Dijital Mühendislik Girişimi’nin mevcut bir projesi, FST’de tutarlı bir uçtan uca (E2E) ürün yaşam döngüsü yönetimi (PLM) süreci için bir sistemin tanıtılmasına odaklanmaktadır. Bu, bir ürünün tüm yaşam döngüsü boyunca tüm verilerini içeren bir yazılım çözümüdür – orijinal problem tanımından ürün geliştirme ve üretime ve geri dönüşüme kadar tüm süreç zinciri. Projenin ilk aşamasında FST, PLM sistemindeki Siemens Teamcenter yazılımı ile ürün geliştirme sürecini haritalandırıyor. Bir sonraki adım ise ileri geliştirme olacak.

İş tekrarından kaçının
PLM sisteminin avantajları: Şeffaflık yaratır ve beşikten mezara kadar bir ürünün geçmişinden ve ömründen ayrıntıların bile izlenmesini sağlar. Örneğin denetimler için. Ancak her şeyden önce, mühendislere sistemde halihazırda depolanmış olanla aynı veya benzer bir gereksinim kataloğu sunulduğunda.

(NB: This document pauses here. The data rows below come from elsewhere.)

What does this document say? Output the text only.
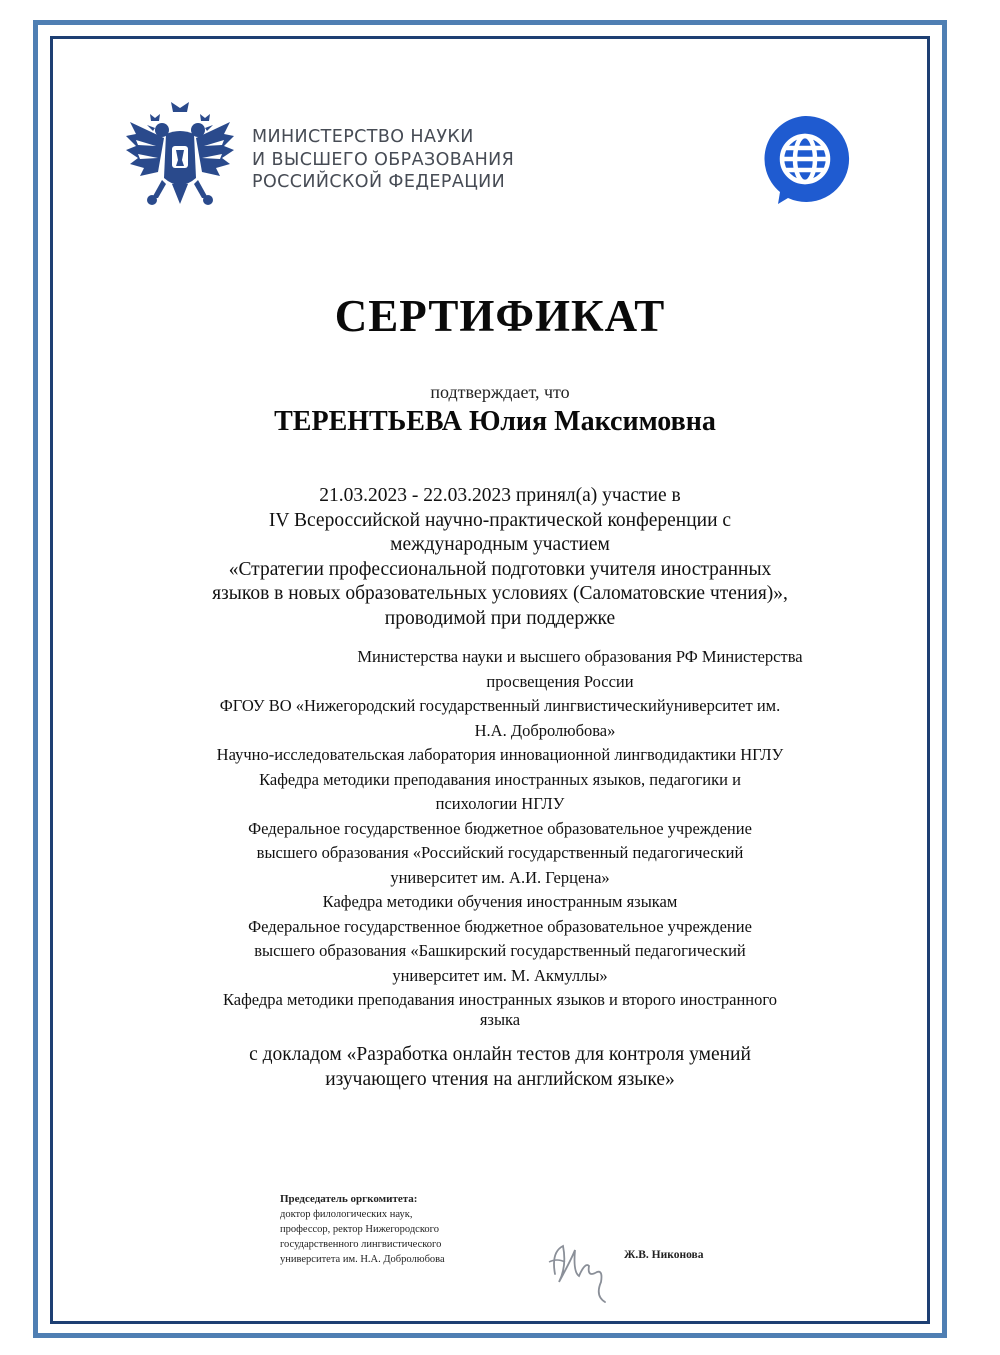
МИНИСТЕРСТВО НАУКИ
И ВЫСШЕГО ОБРАЗОВАНИЯ
РОССИЙСКОЙ ФЕДЕРАЦИИ
СЕРТИФИКАТ
подтверждает, что
ТЕРЕНТЬЕВА Юлия Максимовна
21.03.2023 - 22.03.2023 принял(а) участие в
IV Всероссийской научно-практической конференции с
международным участием
«Стратегии профессиональной подготовки учителя иностранных
языков в новых образовательных условиях (Саломатовские чтения)»,
проводимой при поддержке
Министерства науки и высшего образования РФ Министерства
просвещения России
ФГОУ ВО «Нижегородский государственный лингвистическийуниверситет им.
Н.А. Добролюбова»
Научно-исследовательская лаборатория инновационной лингводидактики НГЛУ
Кафедра методики преподавания иностранных языков, педагогики и
психологии НГЛУ
Федеральное государственное бюджетное образовательное учреждение
высшего образования «Российский государственный педагогический
университет им. А.И. Герцена»
Кафедра методики обучения иностранным языкам
Федеральное государственное бюджетное образовательное учреждение
высшего образования «Башкирский государственный педагогический
университет им. М. Акмуллы»
Кафедра методики преподавания иностранных языков и второго иностранного
языка
с докладом «Разработка онлайн тестов для контроля умений
изучающего чтения на английском языке»
Председатель оргкомитета:
доктор филологических наук,
профессор, ректор Нижегородского
государственного лингвистического
университета им. Н.А. Добролюбова	Ж.В. Никонова
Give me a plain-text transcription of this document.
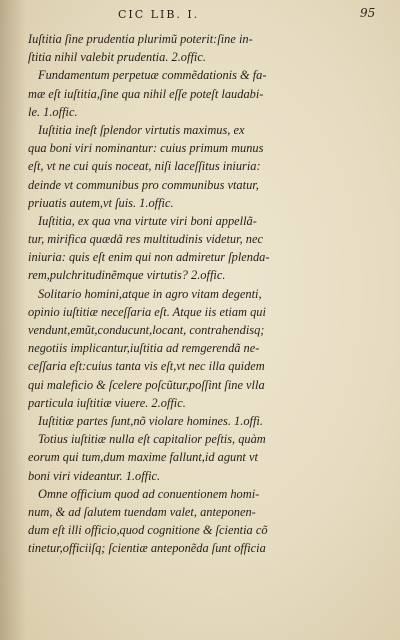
CIC LIB. I.	95
Iuſtitia ſine prudentia plurimũ poterit:ſine in-
ſtitia nihil valebit prudentia. 2.offic.
Fundamentum perpetuæ commẽdationis & fa-
mæ eſt iuſtitia,ſine qua nihil eſſe poteſt laudabi-
le. 1.offic.
Iuſtitia ineſt ſplendor virtutis maximus, ex
qua boni viri nominantur: cuius primum munus
eſt, vt ne cui quis noceat, niſi laceſſitus iniuria:
deinde vt communibus pro communibus vtatur,
priuatis autem,vt ſuis. 1.offic.
Iuſtitia, ex qua vna virtute viri boni appellã-
tur, mirifica quædã res multitudinis videtur, nec
iniuria: quis eſt enim qui non admiretur ſplenda-
rem,pulchritudinẽmque virtutis? 2.offic.
Solitario homini,atque in agro vitam degenti,
opinio iuſtitiæ neceſſaria eſt. Atque iis etiam qui
vendunt,emũt,conducunt,locant, contrahendisq;
negotiis implicantur,iuſtitia ad remgerendã ne-
ceſſaria eſt:cuius tanta vis eſt,vt nec illa quidem
qui maleficio & ſcelere poſcũtur,poſſint ſine vlla
particula iuſtitiæ viuere. 2.offic.
Iuſtitiæ partes ſunt,nõ violare homines. 1.offi.
Totius iuſtitiæ nulla eſt capitalior peſtis, quàm
eorum qui tum,dum maxime fallunt,id agunt vt
boni viri videantur. 1.offic.
Omne officium quod ad conuentionem homi-
num, & ad ſalutem tuendam valet, anteponen-
dum eſt illi officio,quod cognitione & ſcientia cõ
tinetur,officiiſq; ſcientiæ anteponẽda ſunt officia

Bu tür bir mühendislik uzmanlığı tüm organizasyonel birimlerde mevcuttur. Mevcut bilgiler üzerine inşa edebilirler. İşin tekrarlanmasından kaçınılır. Aynı durum, şirkette iki veya üç yerde benzer sorunlar ortaya çıktığında ve sistem bunu ortaya çıkardığında da geçerlidir. Bu da sinerjilerin hayata geçirilmesini sağlar. Yazılım ayrıca geliştiricilerin elinden tutar ve bir geliştirme süreci boyunca tamamlanması gereken tüm görevlerde onlara rehberlik eder. Standartlaştırılmış. Böylece hiçbir şey unutulmaz. Veri kayıtları mal yönetim sistemi (SAP) veya müşteri ilişkileri yönetim sistemi (CRM) ile değiştirilebilir. Bu, ek işleri önler ve verimliliği artırır.
Devam eden bir başka dijital mühendislik projesi de fikri mülkiyet (IP) yönetimi ile ilgilidir. Bu, FST’nin patentleri devam ettirmesi mi yoksa sürelerinin dolmasına izin vermesi mi gerektiği sorusu da dahil olmak üzere “fikri mülkiyet” ile ilgilidir. IP yönetim sistemi, örneğin ciro ve maliyetler gibi verileri “SAP “den çekmekte ve bunları nitelikli kararlar alınmasını sağlayan anlamlı anahtar rakamlara bağlamaktadır.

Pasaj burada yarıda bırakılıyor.